To continue reducing the jail population safely, the county plans to implement new strategies aimed at increasing system efficiencies, offering services to individuals with unique needs, and rebuilding community trust in the justice system. These strategies will include enhancing data exchanges among agencies, regular review of individuals detained to identify release barriers, connection to appropriate services for those with mental health and substance use needs as well as individuals engaged in narcotic distribution as a form of employment, more effective management of warrants, and fostering extensive community engagement around ongoing criminal justice reform in Cook County.

  • Cook County has safely reduced its jail population by 30% since 2016, but is working to further lower it by addressing barriers to pretrial release.
  • People of color are disproportionately arrested and incarcerated at higher rates than their white counterparts in Cook County. Despite making up 50% of the county’s adult population, African Americans and Hispanics make up nearly 90% of the jail population, on average.
  • Siloed criminal justice data systems have made it difficult for data to be analyzed across agencies in a timely fashion.
  • A subset of the jail population is comprised of individuals who cycle through the system due to unaddressed mental health and/or substance use needs.
  • Barriers to living wage employment can lead individuals to engage in narcotic distribution and subsequent criminal justice involvement.
  • There is a backlog of warrants in Cook County that not only burdens the system but does not advance justice as these cases are not adjudicated until a warrant is executed.
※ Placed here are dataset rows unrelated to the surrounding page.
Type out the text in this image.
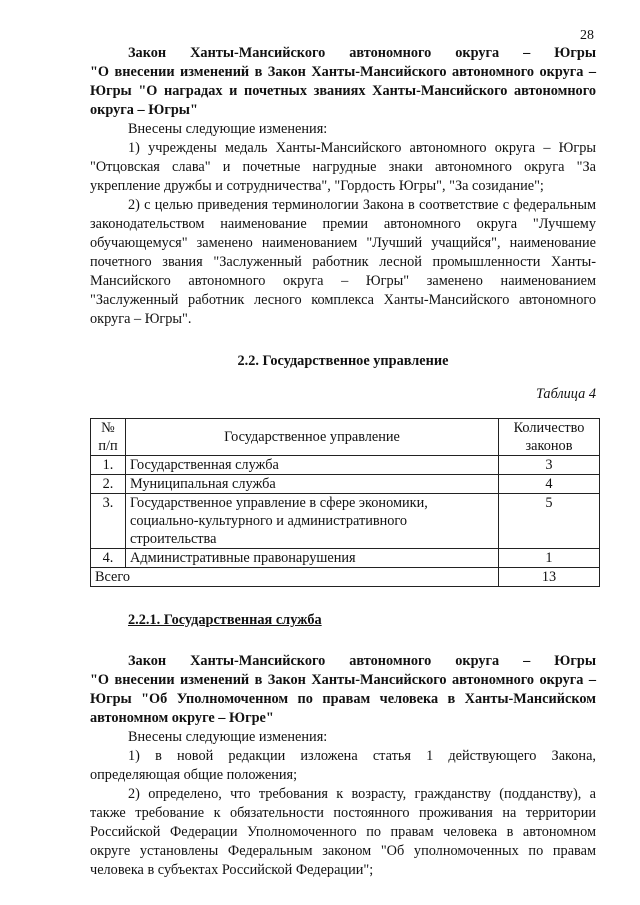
28
Закон Ханты-Мансийского автономного округа – Югры
"О внесении изменений в Закон Ханты-Мансийского автономного округа – Югры "О наградах и почетных званиях Ханты-Мансийского автономного округа – Югры"

Внесены следующие изменения:

1) учреждены медаль Ханты-Мансийского автономного округа – Югры "Отцовская слава" и почетные нагрудные знаки автономного округа "За укрепление дружбы и сотрудничества", "Гордость Югры", "За созидание";

2) с целью приведения терминологии Закона в соответствие с федеральным законодательством наименование премии автономного округа "Лучшему обучающемуся" заменено наименованием "Лучший учащийся", наименование почетного звания "Заслуженный работник лесной промышленности Ханты-Мансийского автономного округа – Югры" заменено наименованием "Заслуженный работник лесного комплекса Ханты-Мансийского автономного округа – Югры".

2.2. Государственное управление
Таблица 4
№ п/п	Государственное управление	Количество законов
1.	Государственная служба	3
2.	Муниципальная служба	4
3.	Государственное управление в сфере экономики, социально-культурного и административного строительства	5
4.	Административные правонарушения	1
Всего		13
2.2.1. Государственная служба
Закон Ханты-Мансийского автономного округа – Югры
"О внесении изменений в Закон Ханты-Мансийского автономного округа – Югры "Об Уполномоченном по правам человека в Ханты-Мансийском автономном округе – Югре"

Внесены следующие изменения:

1) в новой редакции изложена статья 1 действующего Закона, определяющая общие положения;

2) определено, что требования к возрасту, гражданству (подданству), а также требование к обязательности постоянного проживания на территории Российской Федерации Уполномоченного по правам человека в автономном округе установлены Федеральным законом "Об уполномоченных по правам человека в субъектах Российской Федерации";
Active warrants for cases associated with minor offenses invoke fear in community members and can disrupt a person’s ability to seek employment, secure housing, and participate in other aspects of life.
  • Overuse of detention causes disruption in the stability of the families and communities of those arrested; it leads to higher re-arrest rates and produces worse case outcomes with more subsequent incarceration.
  • Implement a Jail Population Review Team that can identify barriers to pretrial release for detainees and seek solutions.
  • Develop a racial equity workgroup to ensure jail reduction strategies address current disparities.
  • Enhance data exchanges across criminal justice agencies.
  • Identify individuals with frequent justice system contact and connect them with Peer Supports who can support engagement in services and pretrial success.
  • Offer comprehensive services to help individuals engaged in narcotic distribution seek living wage employment and avoid actions that harm communities.
  • Expand efforts to address old warrants and provide opportunities to resolve existing warrants.
  • Engage communities most impacted by the justice system in dialogue about reform and solution focused action planning.

Supported with $2.5 million from the Safety and Justice Challenge, Cook County will implement forward-looking, smart solutions to further reduce the local jail population by an additional 4.8% over the next two years.